Okay so Building products without the coding part The post The Basics of Vibe Engineering appeared first on Towards Data Science.

I d a meme on LinkedIn a few days ago saying that a lot of the top engineers are now just using AI to code. It reached thousands and got quite a few heated opinions. (yes, really)

The space is clearly split on this, and the people against it mostly think of it as outsourcing an entire project to a system that can’t build reliable software.

The Details

I didn’t have time to respond to every comment, but I think there’s a fundamental misunderstanding about how you can use AI to build today. It may surprise you that a lot of it is still engineering, just on a different level than before.

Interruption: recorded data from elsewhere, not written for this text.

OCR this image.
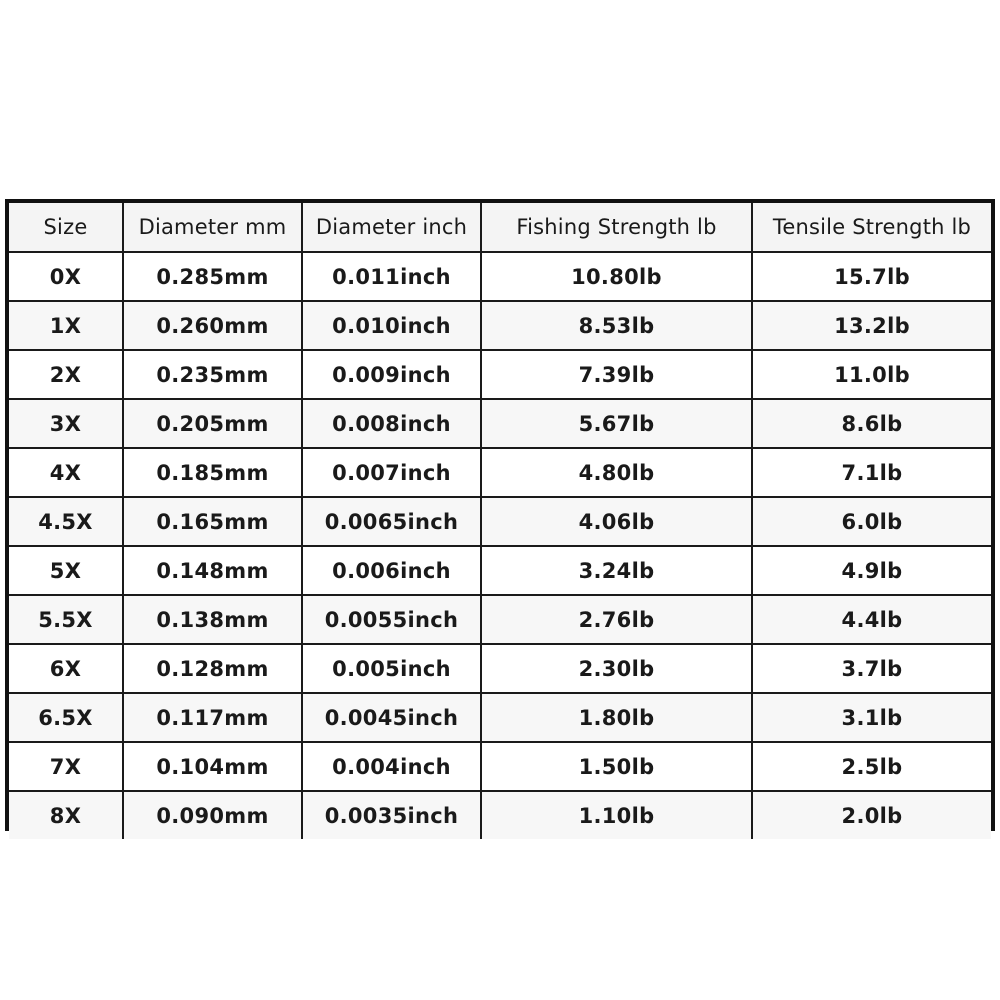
Size	Diameter mm	Diameter inch	Fishing Strength lb	Tensile Strength lb
0X	0.285mm	0.011inch	10.80lb	15.7lb
1X	0.260mm	0.010inch	8.53lb	13.2lb
2X	0.235mm	0.009inch	7.39lb	11.0lb
3X	0.205mm	0.008inch	5.67lb	8.6lb
4X	0.185mm	0.007inch	4.80lb	7.1lb
4.5X	0.165mm	0.0065inch	4.06lb	6.0lb
5X	0.148mm	0.006inch	3.24lb	4.9lb
5.5X	0.138mm	0.0055inch	2.76lb	4.4lb
6X	0.128mm	0.005inch	2.30lb	3.7lb
6.5X	0.117mm	0.0045inch	1.80lb	3.1lb
7X	0.104mm	0.004inch	1.50lb	2.5lb
8X	0.090mm	0.0035inch	1.10lb	2.0lb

So let’s walk through how this space has evolved, how to plan before using AI, why judgement and taste still matter, which AI coding tools are winning, and where the bottlenecks still are. Because software engineering might be changing, but it doesn’t seem to be disappearing.

Why This Matters

The space is moving fast Before we get into how to actually build with these tools, it’s worth understanding how fast things have changed. Cursor became the first real AI-assisted IDE breakout in 2024, even though it shipped in 2023, but getting it to produce something good without leaving behind a trail of errors was not easy. I struggled a lot even last summer using it.

The AI space continues to evolve at a wild pace, with developments like this becoming more common.

Key Takeaways

  • The last few months have been different and weve seen this in socials too.
  • Spotify publicly claimed its top developers haven’t written a single line of code manually since December.
  • Anthropic’s own internal team reportedly has 80%+ of all deployed code written with AI assistance .

The Bottom Line

Anthropic also found that Claude Opus 4. 6 found out 22 novel vulnerabilities in Firefox in two weeks, 14 of them high-severity, roughly a fifth of Mozilla’s entire 2025 high-severity fix count.